Figure 3: Average annual precipitation superposed on top of average annual maximum temperature, showing several cities with assumed levels of warming (figure modified from the 2012 State Water Plan).
Using this approach (with all its warts and assumptions) suggests that Dallas-Fort Worth looks more like Waco today than before 1 ºC of warming. A warming of 1.5 ºC pulls DFW down to the greater Austin area, while 2 ºC looks like the area halfway between San Antonio and Victoria. A warming of 2.5 ºC has Big D and Cowtown looking like Corpus Christi.
Today, Austin looks like the area halfway between San Antonio and Victoria. With 1.5 ºC of warming, Austin starts looking like the area halfway between San Antonio and Corpus Christi; at 2 ºC, it starts looking like Corpus Christi, and at 2.5 ºC, it’ll start looking like halfway between Corpus Christi and Brownsville. At present, San Antonio looks like the area halfway between it and Corpus Christi and looks like Corpus Christi at 1.5 ºC, then at 2 ºC, it looks like halfway between Corpus Christi and Brownsville. A warming of 2.5 ºC places San Antonio’s warmed climate south of the Rio Grande.
Today, San Angelo looks more like Del Rio and then heads toward Presidio with increased warming up to 2.5 ºC. Amarillo looks more like the Lubbock area today and through 2.5 ºC (not sure you’d be able to tell the difference…).

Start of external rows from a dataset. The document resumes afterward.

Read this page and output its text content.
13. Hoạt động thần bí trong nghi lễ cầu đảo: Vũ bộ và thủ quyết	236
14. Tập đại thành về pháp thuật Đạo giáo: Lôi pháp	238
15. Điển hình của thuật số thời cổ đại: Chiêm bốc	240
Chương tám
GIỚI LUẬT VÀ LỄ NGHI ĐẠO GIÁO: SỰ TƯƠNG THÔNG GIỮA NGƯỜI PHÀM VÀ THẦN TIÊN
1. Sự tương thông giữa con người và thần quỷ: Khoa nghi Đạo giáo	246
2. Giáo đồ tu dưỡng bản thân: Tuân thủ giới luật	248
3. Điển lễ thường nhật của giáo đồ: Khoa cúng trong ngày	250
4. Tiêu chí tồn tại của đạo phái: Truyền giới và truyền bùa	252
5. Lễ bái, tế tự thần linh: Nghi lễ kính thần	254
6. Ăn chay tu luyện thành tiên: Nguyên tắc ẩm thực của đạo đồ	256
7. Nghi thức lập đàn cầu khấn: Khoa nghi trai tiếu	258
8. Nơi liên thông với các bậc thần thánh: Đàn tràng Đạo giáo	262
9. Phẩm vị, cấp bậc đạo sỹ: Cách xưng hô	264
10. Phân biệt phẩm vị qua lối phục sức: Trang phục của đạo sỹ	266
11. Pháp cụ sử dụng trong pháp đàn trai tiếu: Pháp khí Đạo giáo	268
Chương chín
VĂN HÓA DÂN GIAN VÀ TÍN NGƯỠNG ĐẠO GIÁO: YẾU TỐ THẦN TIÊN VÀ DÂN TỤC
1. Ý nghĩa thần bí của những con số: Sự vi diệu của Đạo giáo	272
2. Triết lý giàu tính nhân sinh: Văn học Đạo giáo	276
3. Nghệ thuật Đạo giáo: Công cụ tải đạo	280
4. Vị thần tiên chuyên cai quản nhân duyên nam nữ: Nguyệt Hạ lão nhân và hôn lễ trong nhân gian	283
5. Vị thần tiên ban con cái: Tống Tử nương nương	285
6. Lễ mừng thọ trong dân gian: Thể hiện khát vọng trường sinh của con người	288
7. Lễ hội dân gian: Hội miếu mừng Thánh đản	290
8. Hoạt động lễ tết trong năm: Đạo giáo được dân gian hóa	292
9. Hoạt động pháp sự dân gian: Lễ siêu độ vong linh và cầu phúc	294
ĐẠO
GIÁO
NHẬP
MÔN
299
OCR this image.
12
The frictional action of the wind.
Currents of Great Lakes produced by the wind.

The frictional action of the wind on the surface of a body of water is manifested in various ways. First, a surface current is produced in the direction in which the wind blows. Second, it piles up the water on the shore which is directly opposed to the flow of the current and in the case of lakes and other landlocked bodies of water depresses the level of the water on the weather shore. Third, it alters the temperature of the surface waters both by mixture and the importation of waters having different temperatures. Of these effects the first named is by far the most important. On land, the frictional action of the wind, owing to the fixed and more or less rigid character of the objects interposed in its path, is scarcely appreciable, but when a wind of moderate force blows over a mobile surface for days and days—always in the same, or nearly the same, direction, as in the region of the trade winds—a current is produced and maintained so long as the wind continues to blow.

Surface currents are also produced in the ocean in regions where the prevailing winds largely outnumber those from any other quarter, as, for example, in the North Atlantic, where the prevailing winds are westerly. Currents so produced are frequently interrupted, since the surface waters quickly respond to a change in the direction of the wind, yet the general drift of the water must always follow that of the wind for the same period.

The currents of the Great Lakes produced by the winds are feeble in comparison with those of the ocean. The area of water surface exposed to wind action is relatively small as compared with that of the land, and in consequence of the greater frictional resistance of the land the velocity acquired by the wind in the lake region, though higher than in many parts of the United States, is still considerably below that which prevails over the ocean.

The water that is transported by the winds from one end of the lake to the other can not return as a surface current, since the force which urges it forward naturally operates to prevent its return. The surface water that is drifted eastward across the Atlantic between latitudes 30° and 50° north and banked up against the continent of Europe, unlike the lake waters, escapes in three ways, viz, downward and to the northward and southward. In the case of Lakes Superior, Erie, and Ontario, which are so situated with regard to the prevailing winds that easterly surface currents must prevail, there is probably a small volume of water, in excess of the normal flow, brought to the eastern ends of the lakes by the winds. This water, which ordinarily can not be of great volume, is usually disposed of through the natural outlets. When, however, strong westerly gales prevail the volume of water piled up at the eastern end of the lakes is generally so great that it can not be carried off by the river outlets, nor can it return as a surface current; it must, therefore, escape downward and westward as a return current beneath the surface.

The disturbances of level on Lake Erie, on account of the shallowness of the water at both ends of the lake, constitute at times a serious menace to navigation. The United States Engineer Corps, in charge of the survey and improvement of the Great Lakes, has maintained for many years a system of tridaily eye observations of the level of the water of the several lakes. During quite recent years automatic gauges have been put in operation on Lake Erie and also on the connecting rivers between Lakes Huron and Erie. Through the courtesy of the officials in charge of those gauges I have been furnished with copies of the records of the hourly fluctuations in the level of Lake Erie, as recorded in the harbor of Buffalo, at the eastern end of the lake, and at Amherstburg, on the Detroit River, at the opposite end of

Texarkana heads south to the Houston area as it warms up to 2.5 ºC. I’m unable to show Houston because warmer temperatures place it out in the Gulf of Mexico with this approach (although, to a certain degree, with sea level rise, there is some truth to this…). I can’t do El Paso unless I dig up precipitation and temperature maps for Mexico. I would need a round of margaritas to do that.
Although this analysis is flawed in many ways (you really need to use climate modeling to address local conditions in the most accurate way), I think it is useful and perhaps more appropriate than the “look-liking” done by peering west. Water-wise, Texarkana seems resilient—looking like Houston (hydrologically speaking) isn’t such a bad thing (except for that humidity). However, DFW, Austin, and San Antonio looking more like Corpus Christi, and the Lower Rio Grande Valley would not be so good. Amarillo’s and San Angelo’s movements to the south don’t seem too bad, and Wichita Falls – if it looks more like Austin – might actually be an improvement (Keep Wichita Weird!).
The central part of the state extending from DFW through San Antonio may simply be more sensitive to temperature changes than the eastern (already really wet) and western (already really dry) parts. Perhaps this sensitivity is a better way of designating the transition zone from the wetter east to the drier west. If that’s the case, then that transition area between 27 and 37 inches of rain always approximated the 98th (sorry, Mr. Powell). This also means that we should be more attentive to the vulnerabilities to water supplies in this region.